Well guess what, the odds are still one in six since the storm they were predicting hasn't even occurred yet. Remember, Katrina was only a category three at landfall; these scientists are talking about a five.

So what do we do now? The article from 2002 said that some scientists believe that a major storm would mean, quote, "the city would have to be abandoned. Bulldoze the rubble, rebuild someplace else." They summed up by asking this: "Should the government spend billions of dollars to try to protect a city from a disaster that might not happen?"

Now that a preview of that disaster has happened, the debate has shifted to whether the government should spend billions of dollars to insure homeowners who want to rebuild in high risk areas but can't get access to private insurance.
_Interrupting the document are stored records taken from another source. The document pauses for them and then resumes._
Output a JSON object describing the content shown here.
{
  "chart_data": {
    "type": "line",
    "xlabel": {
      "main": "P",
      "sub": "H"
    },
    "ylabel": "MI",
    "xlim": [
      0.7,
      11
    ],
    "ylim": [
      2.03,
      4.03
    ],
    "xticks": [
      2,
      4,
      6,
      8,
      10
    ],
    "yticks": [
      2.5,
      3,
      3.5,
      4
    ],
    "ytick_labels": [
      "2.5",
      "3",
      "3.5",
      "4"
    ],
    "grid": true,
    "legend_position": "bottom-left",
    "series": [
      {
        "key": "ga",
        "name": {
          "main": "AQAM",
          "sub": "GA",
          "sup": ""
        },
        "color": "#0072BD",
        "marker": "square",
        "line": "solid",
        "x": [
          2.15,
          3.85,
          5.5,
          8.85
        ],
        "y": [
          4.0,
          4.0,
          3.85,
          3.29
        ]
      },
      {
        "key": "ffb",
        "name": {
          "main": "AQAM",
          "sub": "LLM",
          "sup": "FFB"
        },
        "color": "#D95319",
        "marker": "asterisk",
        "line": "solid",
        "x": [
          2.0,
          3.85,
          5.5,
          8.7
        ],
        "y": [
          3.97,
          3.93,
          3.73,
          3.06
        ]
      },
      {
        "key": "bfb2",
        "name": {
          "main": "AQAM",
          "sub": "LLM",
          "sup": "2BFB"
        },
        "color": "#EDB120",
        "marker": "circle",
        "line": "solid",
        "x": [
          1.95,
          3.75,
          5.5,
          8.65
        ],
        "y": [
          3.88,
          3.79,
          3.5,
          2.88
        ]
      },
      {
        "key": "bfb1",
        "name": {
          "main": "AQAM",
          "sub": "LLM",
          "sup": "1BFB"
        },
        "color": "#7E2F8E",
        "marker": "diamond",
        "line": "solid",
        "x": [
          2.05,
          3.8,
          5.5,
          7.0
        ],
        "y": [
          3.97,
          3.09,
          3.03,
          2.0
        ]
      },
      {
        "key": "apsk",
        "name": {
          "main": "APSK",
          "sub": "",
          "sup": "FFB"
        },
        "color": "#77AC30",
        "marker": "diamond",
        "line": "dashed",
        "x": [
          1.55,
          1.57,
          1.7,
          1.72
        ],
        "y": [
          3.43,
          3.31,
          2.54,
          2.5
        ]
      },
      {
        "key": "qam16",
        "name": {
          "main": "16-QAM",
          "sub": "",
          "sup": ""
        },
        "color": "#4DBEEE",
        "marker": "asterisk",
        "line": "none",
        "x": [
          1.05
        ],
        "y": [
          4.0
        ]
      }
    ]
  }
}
The answer is a resounding "no." If you take the emotion and the politics out of it and use some common sense, it's obvious that rebuilding --especially with scotch tape and chewing gum -- in a bowl that's slowly sinking into the ocean is a horrible long-term decision.

While I know that this is not the politically correct thing to say, this is the week that somebody needs to say it: It's not the federal government's obligation to defy all laws of capitalism and insure people against stupid decisions. You wouldn't ask the government to insure your new home on the side of Mount St. Helen's or your shoddily built new apartment directly on top of the San Andreas fault...this is absolutely no different.

If you want to roll the dice and hope those one in six odds don't come up, then that is your right -- but if the worst happens, then it's also your responsibility and this taxpayer says enough is enough.